I have emotional baggage, but it’s not what you think. In fact, after years of collecting it, I actually enjoy hauling it out whenever I can. Oh sure, there have been times when it's seemed like more of a burden than a boon, but I can honestly say that it's gotten me where I am today…
…a house in the suburbs with a garage stuffed with enough old backpacks, gym bags and suitcases to give Overstock.com a run for its money. We're talking 20 years of luggage, and it takes me back every time I get ready to hit the road.

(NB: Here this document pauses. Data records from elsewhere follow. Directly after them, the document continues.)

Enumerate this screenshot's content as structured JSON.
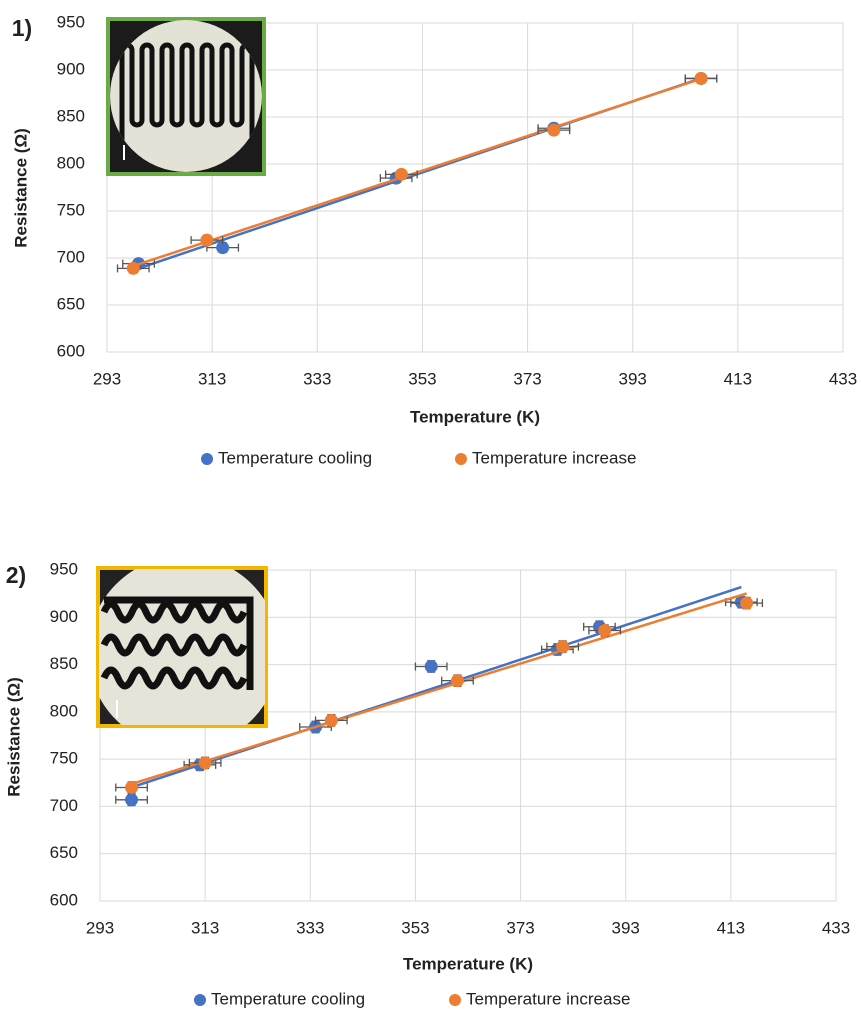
{
  "chart_data": [
    {
      "type": "scatter",
      "label": "1)",
      "xlabel": "Temperature (K)",
      "ylabel": "Resistance (Ω)",
      "xlim": [
        293,
        433
      ],
      "xticks": [
        293,
        313,
        333,
        353,
        373,
        393,
        413,
        433
      ],
      "ylim": [
        600,
        950
      ],
      "yticks": [
        600,
        650,
        700,
        750,
        800,
        850,
        900,
        950
      ],
      "grid": true,
      "trendline": "linear",
      "legend": "bottom",
      "series": [
        {
          "name": "Temperature cooling",
          "color": "#4472c4",
          "x": [
            299,
            315,
            348,
            378,
            406
          ],
          "values": [
            694,
            711,
            785,
            838,
            891
          ],
          "x_error": 3,
          "y_error": 5
        },
        {
          "name": "Temperature increase",
          "color": "#ed7d31",
          "x": [
            298,
            312,
            349,
            378,
            406
          ],
          "values": [
            689,
            719,
            789,
            836,
            891
          ],
          "x_error": 3,
          "y_error": 5
        }
      ]
    },
    {
      "type": "scatter",
      "label": "2)",
      "xlabel": "Temperature (K)",
      "ylabel": "Resistance (Ω)",
      "xlim": [
        293,
        433
      ],
      "xticks": [
        293,
        313,
        333,
        353,
        373,
        393,
        413,
        433
      ],
      "ylim": [
        600,
        950
      ],
      "yticks": [
        600,
        650,
        700,
        750,
        800,
        850,
        900,
        950
      ],
      "grid": true,
      "trendline": "linear",
      "legend": "bottom",
      "series": [
        {
          "name": "Temperature cooling",
          "color": "#4472c4",
          "x": [
            299,
            312,
            334,
            356,
            380,
            388,
            415
          ],
          "values": [
            707,
            744,
            784,
            848,
            866,
            890,
            916
          ],
          "x_error": 3,
          "y_error": 6
        },
        {
          "name": "Temperature increase",
          "color": "#ed7d31",
          "x": [
            299,
            313,
            337,
            361,
            381,
            389,
            416
          ],
          "values": [
            720,
            746,
            791,
            833,
            869,
            886,
            915
          ],
          "x_error": 3,
          "y_error": 6
        }
      ]
    }
  ]
}
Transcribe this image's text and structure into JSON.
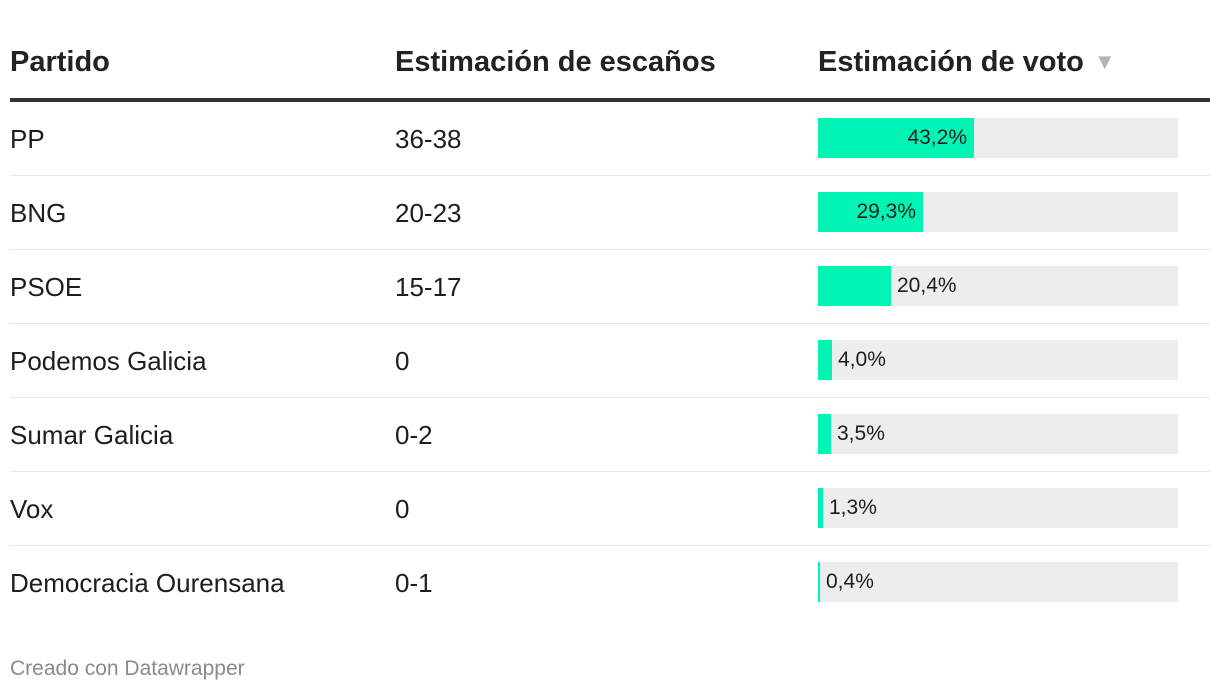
{
  "table": {
    "headers": {
      "party": "Partido",
      "seats": "Estimación de escaños",
      "vote": "Estimación de voto"
    },
    "sort_icon": "sort-descending-icon",
    "rows": [
      {
        "party": "PP",
        "seats": "36-38",
        "vote": 43.2,
        "vote_label": "43,2%"
      },
      {
        "party": "BNG",
        "seats": "20-23",
        "vote": 29.3,
        "vote_label": "29,3%"
      },
      {
        "party": "PSOE",
        "seats": "15-17",
        "vote": 20.4,
        "vote_label": "20,4%"
      },
      {
        "party": "Podemos Galicia",
        "seats": "0",
        "vote": 4.0,
        "vote_label": "4,0%"
      },
      {
        "party": "Sumar Galicia",
        "seats": "0-2",
        "vote": 3.5,
        "vote_label": "3,5%"
      },
      {
        "party": "Vox",
        "seats": "0",
        "vote": 1.3,
        "vote_label": "1,3%"
      },
      {
        "party": "Democracia Ourensana",
        "seats": "0-1",
        "vote": 0.4,
        "vote_label": "0,4%"
      }
    ]
  },
  "chart_data": {
    "type": "bar",
    "categories": [
      "PP",
      "BNG",
      "PSOE",
      "Podemos Galicia",
      "Sumar Galicia",
      "Vox",
      "Democracia Ourensana"
    ],
    "values": [
      43.2,
      29.3,
      20.4,
      4.0,
      3.5,
      1.3,
      0.4
    ],
    "seat_ranges": [
      "36-38",
      "20-23",
      "15-17",
      "0",
      "0-2",
      "0",
      "0-1"
    ],
    "ylabel": "Estimación de voto",
    "xlim": [
      0,
      100
    ],
    "bar_color": "#00f5b4",
    "track_color": "#ededed"
  },
  "footer": {
    "credit": "Creado con Datawrapper"
  }
}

Take the beat-up suitcase in the corner, a two-buck tag-sale treasure that went perfectly with the “vintage” (read “thrift-store”) wardrobe that I favored in college. With its worn leather handle and faded houndstooth pattern, it was already so tired-looking that I called it my Death of a Salesman suitcase. Alas, just like Willy Loman, it was cast aside as old age and hard travel took their inevitable toll.
As I moved into my post-college career as a ski bum, I began carrying things better suited to a life of serious slacker-dom: a sturdy ski bag, a frayed duffel and the ubiquitous backpack of my “people.” I traveled fast and (relatively) light. There was no problem a quick-release buckle couldn't contain, and nothing a little duct tape wouldn't fix. Those were good times.
It couldn't last, of course, and I eventually put away my childish things for…well…other childish things. The car seat. The stroller. The portable playpen. As a new husband and father, I hauled it all. And I did it more or less willingly, because I felt like I'd become part of something bigger. In reality, I had literally become something bigger: a family pack mule trudging through life with a double-wide load of washable canvas and pink plastic.
Now that my daughter's grown up, the kiddie gear has joined its predecessors in the garage, and most of my baggage battles are with my wife's favorite bag: a wheeled behemoth known as Big Red. To be honest, I have no idea what she fills it with—strangely, my help isn't appreciated during the packing process—but I'm pretty sure I'll be lugging it around the next time we travel.
And when we get home, I'll take ol' Red out to the garage, heave it onto the shelf and realize once again that the whole cluttered collection is proof that every trip we take is part of the larger journey we make through life. If that constitutes emotional baggage, I'm more than happy to carry it.